The sympathy of King Edward and Queen Edith for Tosti is clearly recorded. The positions of Gyrth and Leofwine are unknown but it is possible that Gyrth was close to his brother Tosti as he is frequently associated with him in the sources. Thus he was in Tosti’s company during the family’s exile in 1051–2, and again on the visit to Rome in 1061. In an obscure reference in the Vita Eadwardi, Tosti’s mother, Gytha, would be described as sorrowing over his exile. In spite of this sympathy for Tosti from the king and members of his family, all these individuals were eventually persuaded, probably in part by Harold but largely by the stark facts of the situation, that Tosti could not remain as Earl of Northumbria. Indeed, they were also persuaded that since he refused to accept his deposition he should be exiled. Gyrth and Leofwine appear to have accepted Tosti’s downfall without a murmur, and thereafter supported Harold with complete loyalty until they fell together at Hastings. There are no indications in any sources that either brother considered supporting Tosti instead of Harold and this strongly suggests there existed no suspicion concerning Harold’s actions on their part. King Edward is recorded in Chronicle D as finally agreeing to the terms of the northern rebels. Although the Vita Eadwardi shows that both he and Queen Edith were deeply upset by Tosti’s fall, it nevertheless makes clear that they accepted it, however reluctantly. All of this would seem to indicate that Harold was not purposefully using the rebellion to rid himself of Tosti, but was forced to act as he did as a result of it.
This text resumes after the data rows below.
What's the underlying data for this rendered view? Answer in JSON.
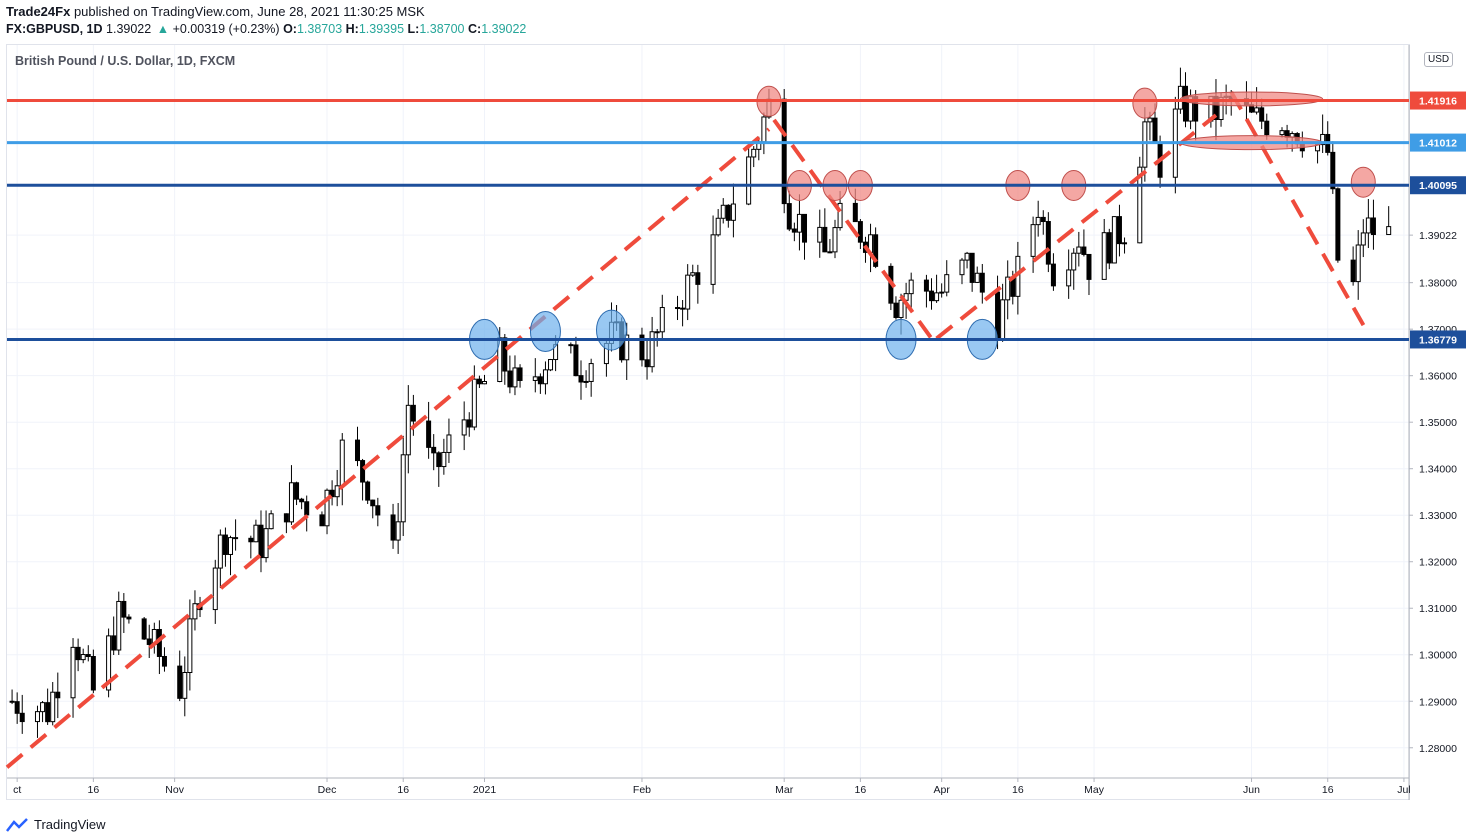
{
  "header": {
    "publisher": "Trade24Fx",
    "published_text": "published on TradingView.com, June 28, 2021 11:30:25 MSK",
    "symbol": "FX:GBPUSD, 1D",
    "last": "1.39022",
    "change": "+0.00319 (+0.23%)",
    "open_label": "O:",
    "open": "1.38703",
    "high_label": "H:",
    "high": "1.39395",
    "low_label": "L:",
    "low": "1.38700",
    "close_label": "C:",
    "close": "1.39022"
  },
  "footer": {
    "brand": "TradingView"
  },
  "currency_badge": "USD",
  "colors": {
    "up_candle": "#ffffff",
    "down_candle": "#000000",
    "resistance": "#ef4b3c",
    "mid_support": "#3f9de6",
    "support": "#1d4f9b",
    "trend_dash": "#ef4b3c",
    "resistance_marker": "#f08a84",
    "support_marker": "#6db1ec"
  },
  "chart_data": {
    "type": "candlestick",
    "title": "British Pound / U.S. Dollar, 1D, FXCM",
    "ylim": [
      1.2735,
      1.4311
    ],
    "xlim": [
      "2020-09-29",
      "2021-07-02"
    ],
    "y_ticks": [
      "1.28000",
      "1.29000",
      "1.30000",
      "1.31000",
      "1.32000",
      "1.33000",
      "1.34000",
      "1.35000",
      "1.36000",
      "1.37000",
      "1.38000",
      "1.39022"
    ],
    "x_ticks": [
      {
        "date": "2020-10-01",
        "label": "ct"
      },
      {
        "date": "2020-10-16",
        "label": "16"
      },
      {
        "date": "2020-11-01",
        "label": "Nov"
      },
      {
        "date": "2020-12-01",
        "label": "Dec"
      },
      {
        "date": "2020-12-16",
        "label": "16"
      },
      {
        "date": "2021-01-01",
        "label": "2021"
      },
      {
        "date": "2021-02-01",
        "label": "Feb"
      },
      {
        "date": "2021-03-01",
        "label": "Mar"
      },
      {
        "date": "2021-03-16",
        "label": "16"
      },
      {
        "date": "2021-04-01",
        "label": "Apr"
      },
      {
        "date": "2021-04-16",
        "label": "16"
      },
      {
        "date": "2021-05-01",
        "label": "May"
      },
      {
        "date": "2021-06-01",
        "label": "Jun"
      },
      {
        "date": "2021-06-16",
        "label": "16"
      },
      {
        "date": "2021-07-01",
        "label": "Jul"
      }
    ],
    "levels": [
      {
        "value": 1.41916,
        "label": "1.41916",
        "color": "#ef4b3c"
      },
      {
        "value": 1.41012,
        "label": "1.41012",
        "color": "#3f9de6"
      },
      {
        "value": 1.40095,
        "label": "1.40095",
        "color": "#1d4f9b"
      },
      {
        "value": 1.36779,
        "label": "1.36779",
        "color": "#1d4f9b"
      }
    ],
    "last_price": {
      "value": 1.39022,
      "label": "1.39022"
    },
    "anchors": [
      [
        "2020-09-30",
        1.29
      ],
      [
        "2020-10-07",
        1.288
      ],
      [
        "2020-10-12",
        1.305
      ],
      [
        "2020-10-16",
        1.292
      ],
      [
        "2020-10-21",
        1.308
      ],
      [
        "2020-10-27",
        1.303
      ],
      [
        "2020-11-02",
        1.293
      ],
      [
        "2020-11-06",
        1.314
      ],
      [
        "2020-11-11",
        1.326
      ],
      [
        "2020-11-18",
        1.324
      ],
      [
        "2020-11-24",
        1.334
      ],
      [
        "2020-11-30",
        1.331
      ],
      [
        "2020-12-04",
        1.344
      ],
      [
        "2020-12-09",
        1.337
      ],
      [
        "2020-12-14",
        1.321
      ],
      [
        "2020-12-17",
        1.354
      ],
      [
        "2020-12-22",
        1.339
      ],
      [
        "2020-12-29",
        1.353
      ],
      [
        "2021-01-04",
        1.364
      ],
      [
        "2021-01-08",
        1.356
      ],
      [
        "2021-01-14",
        1.365
      ],
      [
        "2021-01-20",
        1.362
      ],
      [
        "2021-01-26",
        1.368
      ],
      [
        "2021-02-02",
        1.365
      ],
      [
        "2021-02-08",
        1.376
      ],
      [
        "2021-02-15",
        1.388
      ],
      [
        "2021-02-22",
        1.406
      ],
      [
        "2021-02-26",
        1.418
      ],
      [
        "2021-03-02",
        1.396
      ],
      [
        "2021-03-09",
        1.386
      ],
      [
        "2021-03-12",
        1.393
      ],
      [
        "2021-03-18",
        1.39
      ],
      [
        "2021-03-23",
        1.376
      ],
      [
        "2021-03-26",
        1.379
      ],
      [
        "2021-04-01",
        1.378
      ],
      [
        "2021-04-06",
        1.384
      ],
      [
        "2021-04-12",
        1.372
      ],
      [
        "2021-04-16",
        1.382
      ],
      [
        "2021-04-20",
        1.397
      ],
      [
        "2021-04-23",
        1.383
      ],
      [
        "2021-04-28",
        1.39
      ],
      [
        "2021-04-30",
        1.384
      ],
      [
        "2021-05-07",
        1.392
      ],
      [
        "2021-05-11",
        1.414
      ],
      [
        "2021-05-14",
        1.406
      ],
      [
        "2021-05-18",
        1.418
      ],
      [
        "2021-05-24",
        1.416
      ],
      [
        "2021-05-28",
        1.419
      ],
      [
        "2021-06-01",
        1.415
      ],
      [
        "2021-06-07",
        1.415
      ],
      [
        "2021-06-11",
        1.412
      ],
      [
        "2021-06-16",
        1.408
      ],
      [
        "2021-06-18",
        1.385
      ],
      [
        "2021-06-21",
        1.379
      ],
      [
        "2021-06-23",
        1.392
      ],
      [
        "2021-06-28",
        1.3902
      ]
    ],
    "trend_lines": [
      [
        [
          "2020-09-29",
          1.2758
        ],
        [
          "2021-02-26",
          1.413
        ]
      ],
      [
        [
          "2021-02-27",
          1.415
        ],
        [
          "2021-03-30",
          1.368
        ]
      ],
      [
        [
          "2021-03-31",
          1.368
        ],
        [
          "2021-05-25",
          1.416
        ]
      ],
      [
        [
          "2021-05-28",
          1.421
        ],
        [
          "2021-06-24",
          1.369
        ]
      ]
    ],
    "resistance_markers": [
      [
        "2021-02-26",
        1.419
      ],
      [
        "2021-03-04",
        1.4009
      ],
      [
        "2021-03-11",
        1.4009
      ],
      [
        "2021-03-16",
        1.4009
      ],
      [
        "2021-04-16",
        1.4009
      ],
      [
        "2021-04-27",
        1.4009
      ],
      [
        "2021-05-11",
        1.4186
      ],
      [
        "2021-06-23",
        1.4016
      ]
    ],
    "support_markers": [
      [
        "2021-01-01",
        1.3678
      ],
      [
        "2021-01-13",
        1.3695
      ],
      [
        "2021-01-26",
        1.3698
      ],
      [
        "2021-03-24",
        1.3678
      ],
      [
        "2021-04-09",
        1.3678
      ]
    ],
    "range_markers": [
      [
        [
          "2021-05-18",
          1.4195
        ],
        [
          "2021-06-15",
          1.4195
        ]
      ],
      [
        [
          "2021-05-18",
          1.4101
        ],
        [
          "2021-06-15",
          1.4101
        ]
      ]
    ]
  }
}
Eventually, King Edward had to accept the northern rebels’ terms. The alternative was civil war, which no one was prepared to countenance. Tosti was deposed and replaced by Morcar, the rebels were pardoned and the laws of Cnut renewed, the latter point no doubt signifying the withdrawal of the additional tax demands. Harold returned to Northampton soon after the council of 28 October to give the rebels surety for this settlement, and the immediate crisis was resolved. Tosti appears to have been outlawed a short time later, possibly early in November, apparently because he refused to accept his deposition as commanded by Edward. This seems clear from his accusations against his brother and his subsequent attempts to restore his fortunes by any means possible. Domesday Book preserves notices of land forfeited by Tosti at this time at Bayford in Hertfordshire and Chalton in Bedfordshire. Thereafter, Tosti took ship with his wife and family and some loyal thegns and sailed for Flanders and refuge with his brother-in-law, Count Baldwin V.